Matthew begins his Gospel of Jesus Christ by lisring the geneaology of Jesus, making a point of answering that age-old question:  Who are the Messiah’s people?  In doing so, Matthew traces the Savior’s line for us and TO us.

If you read Matthew 1:1-17, this geneology of Jesus extends roughly 840 years (3 lists of 14 generations each, figuring about 20 years per generation).  The Messiah’s ancestors move from the homeless nomad Abraham to the high point of Israel’s monarchy during the reigns of Kings David and Solomon to the low point of Israel’s deportation in captivity to Babylon to the high point of all human history — “Jesus was born, who is called the Messiah” (1:16). 

But along with tracing broad moments in Israel’s history, our Savior’s family tree includes pagans and prostitutes, adulterers and ego-maniacs, and ends with a young maiden in an out-of-the-way village, the virgin Mary.  Matthew opens his account of our Savior by tracing the line of Jesus’ earthly family, and in an UNUSUAL manner for a Jewish geneaology, includes not only men but women.  And what women!

Looking at Tamar, Rahab, Ruth, and Bathsheba, we see full humanity connnected to Jesus.  Three of these four women are Gentiles and one quite possibly marries a Gentile.  And then there’s Mary, merely a maiden. 

You see, as much as Christ Jesus embodies a new actof divine creation by the power of the Holy Spirit, he also represents a family of questionable parentage, including several men and women of ill repute and compromised virute and uncertain futures.  Augustine, 5th century bishop and a towering teacher of Christian faith, once described the Church as a “mixed body.” 

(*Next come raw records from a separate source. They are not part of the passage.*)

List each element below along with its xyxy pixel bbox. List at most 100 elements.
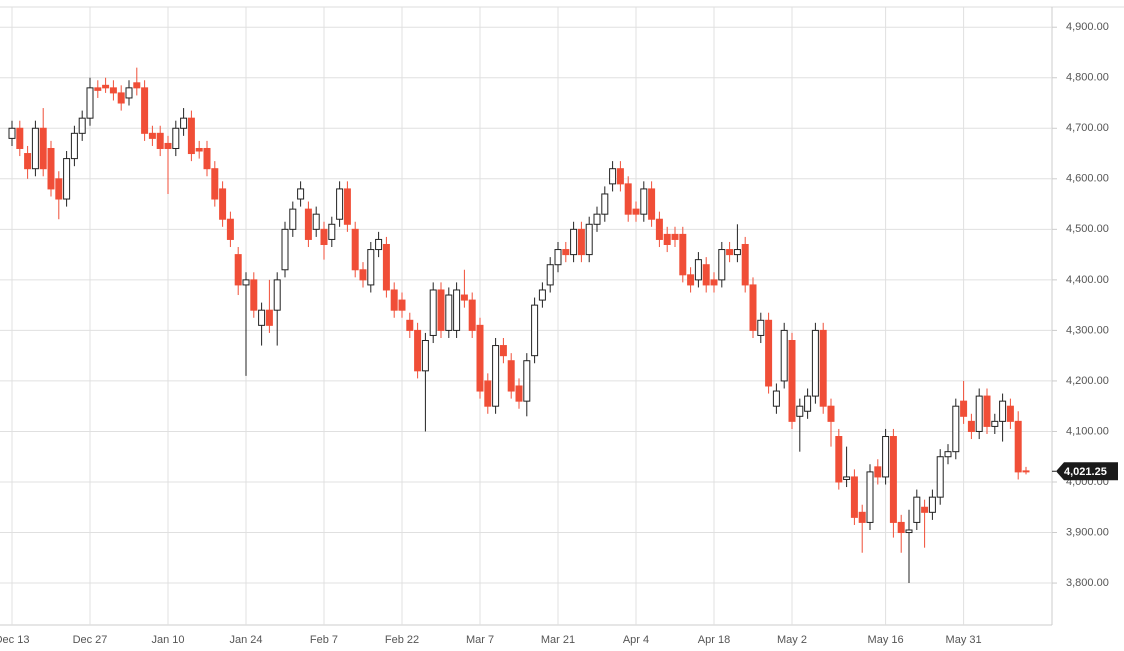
candle-body	[913, 496, 921, 523]
candle-body	[63, 158, 71, 200]
candle-body	[999, 400, 1007, 422]
candle-body	[398, 299, 406, 311]
candle-body	[156, 132, 164, 149]
candle-body	[648, 188, 656, 220]
candle-body	[819, 329, 827, 407]
candle-body	[172, 127, 180, 149]
x-tick-label: May 31	[946, 634, 982, 646]
candle-body	[1014, 420, 1022, 473]
candle-body	[710, 279, 718, 286]
candle-body	[921, 506, 929, 513]
candle-body	[343, 188, 351, 225]
candle-body	[967, 420, 975, 432]
x-tick-label: Dec 13	[0, 634, 29, 646]
candle-body	[8, 127, 16, 139]
x-tick-label: Jan 24	[229, 634, 262, 646]
candle-body	[24, 153, 32, 170]
candle-body	[733, 249, 741, 256]
candle-body	[811, 329, 819, 397]
y-tick-label: 3,800.00	[1066, 577, 1109, 589]
candle-body	[952, 405, 960, 453]
y-tick-label: 4,100.00	[1066, 425, 1109, 437]
candle-body	[281, 228, 289, 271]
candle-body	[468, 299, 476, 331]
x-tick-label: Jan 10	[151, 634, 184, 646]
candle-body	[195, 147, 203, 152]
candle-body	[632, 208, 640, 215]
candle-body	[117, 92, 125, 104]
candle-body	[297, 188, 305, 200]
candle-body	[437, 289, 445, 331]
candle-body	[16, 127, 24, 149]
candle-body	[897, 521, 905, 534]
y-tick-label: 4,200.00	[1066, 375, 1109, 387]
candle-body	[234, 254, 242, 286]
candle-body	[694, 259, 702, 281]
candle-body	[421, 340, 429, 372]
candle-body	[936, 456, 944, 498]
candle-body	[655, 218, 663, 240]
candle-body	[702, 264, 710, 286]
candle-body	[265, 309, 273, 326]
y-tick-label: 4,300.00	[1066, 324, 1109, 336]
candle-body	[850, 476, 858, 518]
candle-body	[531, 304, 539, 357]
candle-body	[780, 329, 788, 382]
candle-body	[304, 208, 312, 240]
candle-body	[109, 87, 117, 94]
candle-body	[31, 127, 39, 170]
candle-body	[211, 168, 219, 200]
candle-body	[640, 188, 648, 215]
y-tick-label: 4,900.00	[1066, 21, 1109, 33]
candle-body	[546, 264, 554, 286]
candle-body	[125, 87, 133, 99]
candle-body	[141, 87, 149, 134]
last-price-label: 4,021.25	[1064, 466, 1107, 478]
candle-body	[429, 289, 437, 336]
candle-body	[336, 188, 344, 220]
candle-body	[1006, 405, 1014, 422]
candle-body	[858, 511, 866, 523]
candle-body	[577, 228, 585, 256]
candle-body	[523, 360, 531, 402]
candle-body	[843, 476, 851, 480]
candle-body	[928, 496, 936, 513]
candle-body	[804, 395, 812, 412]
candle-body	[663, 233, 671, 245]
candle-body	[164, 142, 172, 149]
x-tick-label: Apr 4	[623, 634, 649, 646]
x-tick-label: Feb 7	[310, 634, 338, 646]
candle-body	[874, 466, 882, 478]
candle-body	[453, 289, 461, 331]
candle-body	[390, 289, 398, 311]
candle-body	[944, 451, 952, 458]
candle-body	[78, 117, 86, 134]
candle-body	[741, 243, 749, 286]
candle-body	[94, 87, 102, 91]
candle-body	[102, 84, 110, 89]
x-tick-label: Mar 21	[541, 634, 575, 646]
candle-body	[86, 87, 94, 119]
x-tick-label: May 16	[868, 634, 904, 646]
candle-body	[180, 117, 188, 129]
candle-body	[148, 132, 156, 139]
x-tick-label: Feb 22	[385, 634, 419, 646]
candle-body	[273, 279, 281, 311]
candle-body	[460, 294, 468, 301]
last-price-tag	[1056, 462, 1118, 481]
candle-body	[562, 249, 570, 256]
candle-body	[226, 218, 234, 240]
candle-body	[593, 213, 601, 225]
candle-body	[484, 380, 492, 407]
candle-body	[601, 193, 609, 215]
candle-body	[312, 213, 320, 230]
candle-body	[47, 147, 55, 190]
candle-body	[242, 279, 250, 286]
candle-body	[749, 284, 757, 331]
candle-body	[960, 400, 968, 417]
candle-body	[889, 436, 897, 523]
candle-body	[39, 127, 47, 170]
candle-body	[414, 329, 422, 372]
candle-body	[1022, 470, 1030, 473]
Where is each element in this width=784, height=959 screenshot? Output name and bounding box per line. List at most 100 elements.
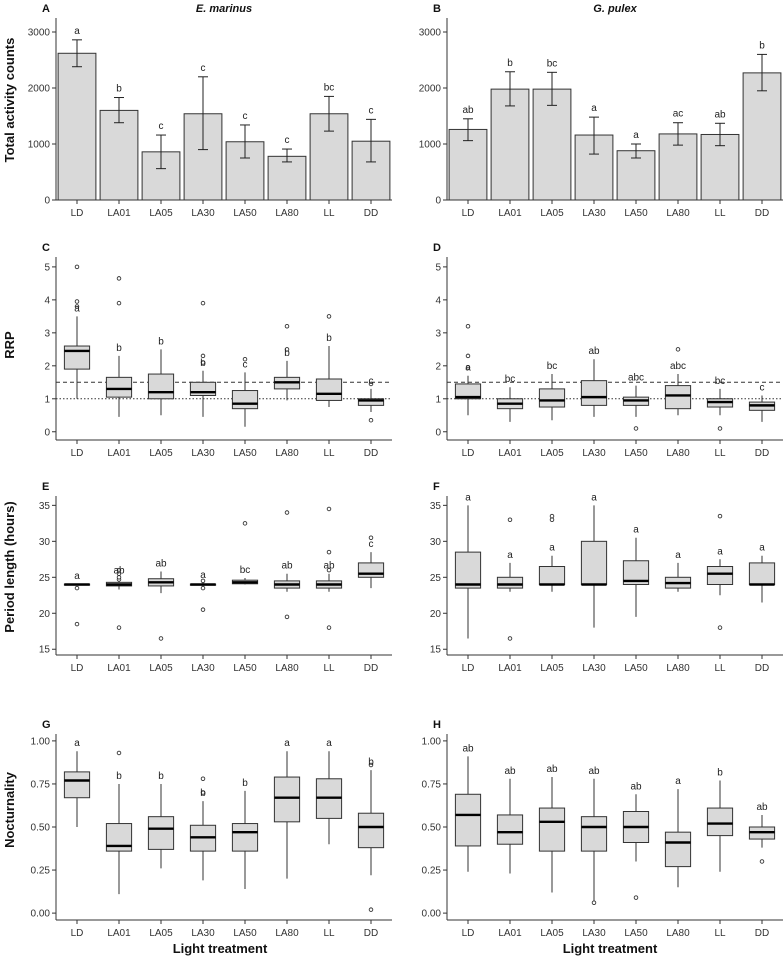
y-tick-label: 30: [39, 537, 51, 548]
significance-letter: c: [159, 121, 164, 132]
significance-letter: c: [201, 63, 206, 74]
significance-letter: bc: [505, 374, 516, 385]
x-tick-label: LA30: [191, 928, 215, 939]
significance-letter: ab: [462, 743, 474, 754]
bar: [616, 150, 656, 201]
box: [273, 776, 301, 823]
y-tick-label: 25: [430, 573, 442, 584]
x-tick-label: DD: [364, 448, 378, 459]
outlier-point: [591, 900, 597, 906]
y-tick-label: 3: [435, 328, 441, 339]
significance-letter: ab: [714, 109, 726, 120]
x-tick-label: LA01: [498, 928, 522, 939]
x-tick-label: LA50: [624, 928, 648, 939]
panel-title: G. pulex: [593, 3, 637, 15]
y-axis-titles: Total activity counts RRP Period length …: [2, 38, 17, 848]
x-tick-label: LA80: [666, 448, 690, 459]
box: [664, 831, 692, 868]
significance-letter: a: [465, 492, 471, 503]
y-tick-label: 35: [430, 501, 442, 512]
panel-label: C: [42, 242, 50, 254]
box: [357, 812, 385, 849]
significance-letter: a: [675, 550, 681, 561]
x-tick-label: LA05: [149, 448, 173, 459]
box: [664, 385, 692, 410]
y-tick-label: 1000: [419, 140, 442, 151]
outlier-point: [284, 614, 290, 620]
x-tick-label: LD: [462, 928, 475, 939]
significance-letter: a: [326, 738, 332, 749]
significance-letter: a: [591, 492, 597, 503]
y-tick-label: 0.00: [422, 909, 442, 920]
significance-letter: a: [74, 571, 80, 582]
box: [580, 380, 608, 406]
outlier-point: [284, 510, 290, 515]
x-tick-label: LA80: [666, 928, 690, 939]
x-tick-label: LL: [323, 208, 335, 219]
y-tick-label: 2000: [419, 84, 442, 95]
box: [189, 381, 217, 396]
outlier-point: [74, 585, 80, 591]
x-tick-label: LD: [71, 208, 84, 219]
significance-letter: ac: [673, 109, 684, 120]
x-tick-label: LL: [714, 928, 726, 939]
outlier-point: [326, 506, 332, 512]
box: [357, 562, 385, 578]
x-tick-label: LA30: [191, 208, 215, 219]
x-tick-label: LA80: [275, 448, 299, 459]
outlier-point: [507, 636, 513, 641]
panel-title: E. marinus: [196, 3, 252, 15]
x-tick-label: LD: [462, 208, 475, 219]
bar: [57, 52, 97, 201]
significance-letter: b: [759, 40, 765, 51]
x-tick-label: DD: [755, 448, 769, 459]
outlier-point: [200, 776, 206, 782]
x-tick-label: LA05: [149, 663, 173, 674]
significance-letter: a: [759, 543, 765, 554]
outlier-point: [74, 299, 80, 304]
outlier-point: [465, 353, 471, 359]
x-tick-label: LA01: [498, 663, 522, 674]
x-tick-label: LA01: [107, 448, 131, 459]
outlier-point: [368, 417, 374, 423]
significance-letter: a: [465, 363, 471, 374]
y-tick-label: 20: [39, 609, 51, 620]
bar: [490, 88, 530, 201]
x-tick-label: LA30: [191, 448, 215, 459]
x-tick-label: LA05: [149, 208, 173, 219]
bar: [448, 128, 488, 201]
panel-g: G 0.00 0.25 0.50 0.75 1.00 LD LA01 LA05 LA30 LA50 L…: [31, 719, 392, 939]
significance-letter: a: [74, 738, 80, 749]
box: [580, 540, 608, 585]
significance-letter: b: [158, 336, 164, 347]
x-tick-label: DD: [364, 928, 378, 939]
box: [454, 793, 482, 847]
significance-letter: a: [200, 570, 206, 581]
y-tick-label: 20: [430, 609, 442, 620]
box: [706, 566, 734, 585]
outlier-point: [242, 521, 248, 526]
panel-label: A: [42, 3, 50, 15]
significance-letter: b: [284, 348, 290, 359]
x-tick-label: LA80: [666, 663, 690, 674]
outlier-point: [465, 365, 471, 370]
y-tick-label: 2: [44, 361, 50, 372]
panel-label: B: [433, 3, 441, 15]
panel-f: F 15 20 25 30 35 LD LA01 LA05 LA30 LA50 LA80 LL DD a a a…: [430, 481, 783, 674]
y-tick-label: 5: [44, 262, 50, 273]
significance-letter: ab: [504, 766, 516, 777]
significance-letter: a: [675, 776, 681, 787]
significance-letter: a: [549, 543, 555, 554]
x-tick-label: LL: [323, 928, 335, 939]
panel-label: F: [433, 481, 440, 493]
significance-letter: b: [507, 58, 513, 69]
outlier-point: [116, 567, 122, 573]
significance-letter: ab: [462, 105, 474, 116]
significance-letter: c: [369, 539, 374, 550]
panel-c: C 0 1 2 3 4 5 LD LA01 LA05 LA30 LA50 LA80 LL DD a b b b c b b…: [42, 242, 392, 459]
outlier-point: [284, 323, 290, 329]
outlier-point: [158, 636, 164, 641]
x-tick-label: LA50: [624, 208, 648, 219]
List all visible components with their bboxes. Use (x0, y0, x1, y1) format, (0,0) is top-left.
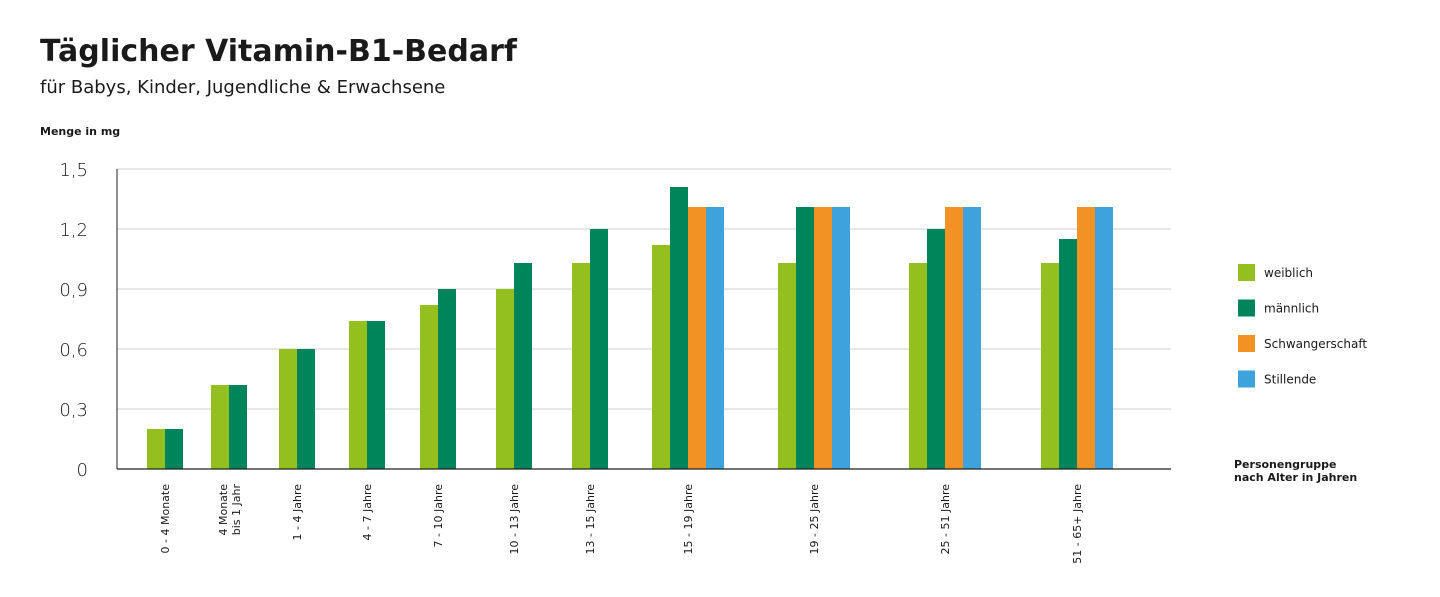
x-tick-label: 10 - 13 Jahre (508, 484, 521, 555)
bar (420, 305, 438, 469)
bar (652, 245, 670, 469)
x-tick-label: 19 - 25 Jahre (808, 484, 821, 555)
bar (514, 263, 532, 469)
x-tick-group: 25 - 51 Jahre (939, 484, 952, 555)
bar (367, 321, 385, 469)
x-tick-group: 51 - 65+ Jahre (1071, 484, 1084, 564)
legend-label: weiblich (1264, 266, 1313, 280)
chart-subtitle: für Babys, Kinder, Jugendliche & Erwachs… (40, 77, 445, 98)
x-tick-group: 19 - 25 Jahre (808, 484, 821, 555)
bar (147, 429, 165, 469)
bar (229, 385, 247, 469)
y-tick-label: 1,5 (59, 160, 88, 181)
x-tick-group: 4 Monatebis 1 Jahr (217, 484, 243, 536)
y-tick-label: 0,3 (59, 400, 88, 421)
x-tick-group: 7 - 10 Jahre (432, 484, 445, 548)
x-tick-label: 0 - 4 Monate (159, 484, 172, 554)
bar (688, 207, 706, 469)
bar (909, 263, 927, 469)
bar (349, 321, 367, 469)
bar (927, 229, 945, 469)
x-tick-group: 15 - 19 Jahre (682, 484, 695, 555)
x-axis-label: Personengruppe nach Alter in Jahren (1234, 458, 1357, 484)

By starting the Gospel with a family tree, Matthew alerts us and all people that God has truly come to us as one of us.  Like so many of our biblical ancestors, our lives can be a tangle of ambiguity, mixed motives, or selfish acts.  And yet, it is precisely to be with us imperfect men and women that God comes in Jesus Christ.

So if your life is a mixed bag, we have a place in our Savior’s family tree.  We have a place in the stable, kneeling with gritty shepherds and with majestic magi.